その後も、何かの節目には必ず本を勧められた。POTENハウスの本棚には「ハル用」と書かれた栞が挟まった本が少しずつ増えていき、どれも的確に自分の役に立つものばかりだった。
(そういえば……この本屋も、バルドさんに教えてもらったんだっけ)
思わず小さく笑みが漏れる。こんな場所で出会ってしまうのも、ある意味当然だった。
手にした本へと視線を落とす。
——そんなバルドさんの本だ。きっと今回も、自分を助けてくれる。
理由は分からない。ただ、根拠のない確信が胸の奥から湧き上がってくる。
ハルはその本を購入し、紙袋を大事に抱えて本屋を後にした。
通りに出ると、いつの間にか夕暮れの色が街を包み、建物の影が長く伸びている。
そろそろ薄暗くなってきた——そう思い、ハルは魔道列車の駅へと足を向けた。
ホームに着くと、淡い光を放つ魔導式の案内板が、次の列車の時刻を示している。間もなくやってくるその列車に乗り込み、心地よい振動に揺られながら、ハルはカムニア町の定宿へと戻っていった。
宿に戻ると、ちょうど帳場にいた宿の親父が顔を上げた。
「おかえり、坊主。今日はよく歩いたみたいだな。風呂はもう沸いてるぞ」
「あ、ありがとうございます!」
笑顔で礼を言い、そのまま浴場へ向かう。湯気の立ちこめる風呂で一日の疲れを流すと、体が一気に軽くなった。
部屋着に着替えて自室に戻ると、さっそく今日買ってきた本を机の上に置く。
——バルドの本。そう思うだけで、背中を押されるような、静かな力が胸に満ちる。
ポシェットの中から、これまでバルドから贈られた本たちを取り出し、机の上に並べていく。ポケットサイズの『毒草と魔物の簡易図鑑』、危険地帯で役立つ応急術式の小冊子、初心者向けの魔法理論書……そして今日の本達。
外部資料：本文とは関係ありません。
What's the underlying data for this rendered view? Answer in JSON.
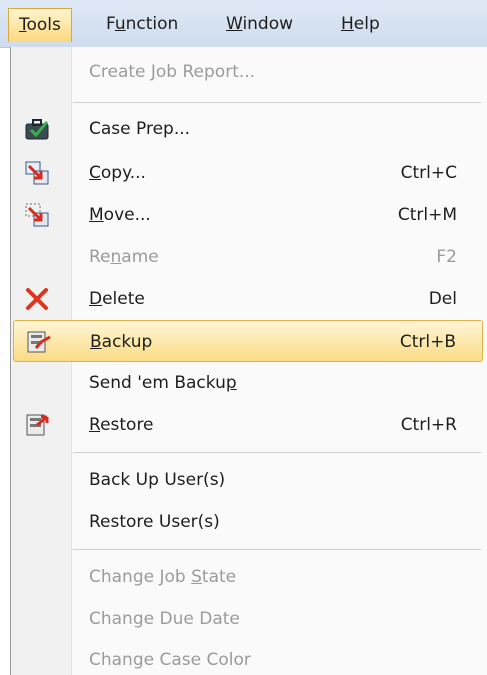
{
  "menubar": {
    "items": [
      {
        "pre": "",
        "key": "T",
        "post": "ools"
      },
      {
        "pre": "F",
        "key": "u",
        "post": "nction"
      },
      {
        "pre": "",
        "key": "W",
        "post": "indow"
      },
      {
        "pre": "",
        "key": "H",
        "post": "elp"
      }
    ]
  },
  "menu": {
    "items": [
      {
        "pre": "Create ",
        "key": "J",
        "post": "ob Report...",
        "shortcut": "",
        "disabled": true
      },
      {
        "pre": "Case Prep...",
        "key": "",
        "post": "",
        "shortcut": "",
        "icon": "case-prep-icon"
      },
      {
        "pre": "",
        "key": "C",
        "post": "opy...",
        "shortcut": "Ctrl+C",
        "icon": "copy-icon"
      },
      {
        "pre": "",
        "key": "M",
        "post": "ove...",
        "shortcut": "Ctrl+M",
        "icon": "move-icon"
      },
      {
        "pre": "Re",
        "key": "n",
        "post": "ame",
        "shortcut": "F2",
        "disabled": true
      },
      {
        "pre": "",
        "key": "D",
        "post": "elete",
        "shortcut": "Del",
        "icon": "delete-icon"
      },
      {
        "pre": "",
        "key": "B",
        "post": "ackup",
        "shortcut": "Ctrl+B",
        "icon": "backup-icon",
        "highlighted": true
      },
      {
        "pre": "Send 'em Backu",
        "key": "p",
        "post": "",
        "shortcut": ""
      },
      {
        "pre": "",
        "key": "R",
        "post": "estore",
        "shortcut": "Ctrl+R",
        "icon": "restore-icon"
      },
      {
        "pre": "Back Up User(s)",
        "key": "",
        "post": "",
        "shortcut": ""
      },
      {
        "pre": "Restore User(s)",
        "key": "",
        "post": "",
        "shortcut": ""
      },
      {
        "pre": "Change Job ",
        "key": "S",
        "post": "tate",
        "shortcut": "",
        "disabled": true
      },
      {
        "pre": "Chan",
        "key": "g",
        "post": "e Due Date",
        "shortcut": "",
        "disabled": true
      },
      {
        "pre": "Change Case Color",
        "key": "",
        "post": "",
        "shortcut": "",
        "disabled": true
      }
    ]
  },
  "colors": {
    "menubar": "#d6e2f1",
    "highlight": "#fbdc85",
    "disabled_text": "#9b9b9b",
    "delete_red": "#e0341c"
  }
}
並べてみると、それぞれが自分の成長の節目を刻んでいるのが分かる。
ふと、手を止めた。
(そういえば……ダンジョンでも、本を手に入れたんだったな)
一応、中身を確かめておこうと、ポシェットの奥から厚手の本を引き出す。
タイトルを見た瞬間、息が詰まった。
『歪時空干渉術における多重因果操作と収束転位』
ハルはハッと目を見開く。ダンジョンで拾ったときは、あまりに難解なタイトルで印象に残らなかった。だが今は違う。脳裏に浮かんだのは、あのダンジョンで手に入れた特別な石——。
(……これ、全部繋がってる……?)
おそらく、この本とあの不思議な石には何らかの関係がある。それに、この本だけがダンジョン内で実体を持っていたという事実も、不自然すぎた。まるで、何者かが意図的に残したかのように——。もしかすると、あの場所で元の世界への帰還を願い、執念のように研究を続けていたのは、ほかならぬダンジョンマスターたちだったのかもしれない。
あの不可解な魔導士たちが、姿を消したり現したりしていた仕掛け——あれも、この研究の一端だったとしたら……。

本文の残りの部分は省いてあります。